22 Dec, 2016 18:28 / Updated 8 years ago

Two New Yorkers were removed from a JetBlue flight after harassing President-elect Donald Trump’s daughter Ivanka and her family. The men were identified as a Brooklyn lawyer and his husband, a professor at Hunter College.

The altercation took place on a flight bound for Miami, Florida from New York City’s JFK airport. Trump, her husband Jared Kushner and their children were flying coach, when they were approached by a man TMZ identified as Daniel Goldstein, a Brooklyn lawyer.

“Your father is ruining the country,” Goldstein said, according to the celebrity gossip site. “Why is she on our flight? She should be flying private." Goldstein yelled.

"You're kicking me off for expressing my opinion?!!" Goldstein shouted as JetBlue staff was removing him and his husband from the plane, TMZ reported.

Goldstein’s husband, Hunter College professor Matthew Lasner, tweeted out on Thursday morning that his husband “expressed displeasure in a calm tone” at Trump and that they were kicked off the plane after JetBlue cabin staff overheard the remarks.

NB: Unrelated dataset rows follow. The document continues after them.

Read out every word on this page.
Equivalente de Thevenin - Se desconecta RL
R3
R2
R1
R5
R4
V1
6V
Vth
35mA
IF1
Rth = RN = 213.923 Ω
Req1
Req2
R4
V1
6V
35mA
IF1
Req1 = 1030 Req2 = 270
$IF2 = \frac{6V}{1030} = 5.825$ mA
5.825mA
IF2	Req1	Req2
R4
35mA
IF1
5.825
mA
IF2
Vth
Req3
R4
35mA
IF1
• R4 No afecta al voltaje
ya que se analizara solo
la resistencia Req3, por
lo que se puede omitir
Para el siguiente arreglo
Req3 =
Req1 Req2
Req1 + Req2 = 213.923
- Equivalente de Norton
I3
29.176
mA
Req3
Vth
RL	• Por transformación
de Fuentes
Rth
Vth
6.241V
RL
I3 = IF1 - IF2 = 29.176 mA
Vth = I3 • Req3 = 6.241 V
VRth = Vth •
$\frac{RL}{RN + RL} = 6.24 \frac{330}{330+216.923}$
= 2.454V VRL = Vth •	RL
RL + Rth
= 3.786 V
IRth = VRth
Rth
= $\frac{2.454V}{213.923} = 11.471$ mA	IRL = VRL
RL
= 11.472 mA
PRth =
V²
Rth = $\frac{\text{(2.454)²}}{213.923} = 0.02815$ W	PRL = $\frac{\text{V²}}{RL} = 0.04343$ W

However, an earlier tweet told a different story. “Ivanka and Jared at JFKT5, flying commercial. My husband chasing them down to harass them.”

Lasner’s Twitter account was deleted shortly afterward, but not before the tweets in question were captured by reporters and outraged Trump supporters.

“The decision to remove a customer from a flight is not taken lightly,” JetBlue said in a statement about the incident. “If the crew determines that a customer is causing conflict on the aircraft, the customer will be asked to deplane, especially if the crew feels the situation runs the risk of escalation during flight. Our team worked to re-accommodate the party on the next available flight.”

Lasner teaches housing and urban planning at Hunter College, part of the City University of New York. According to some of his earlier tweets, archived by Heavy, the professor took part in the anti-Trump “Not My President” demonstration in Chicago, and argued Trump would have “privately-run internment camps (‘deportation centers’) open by March.”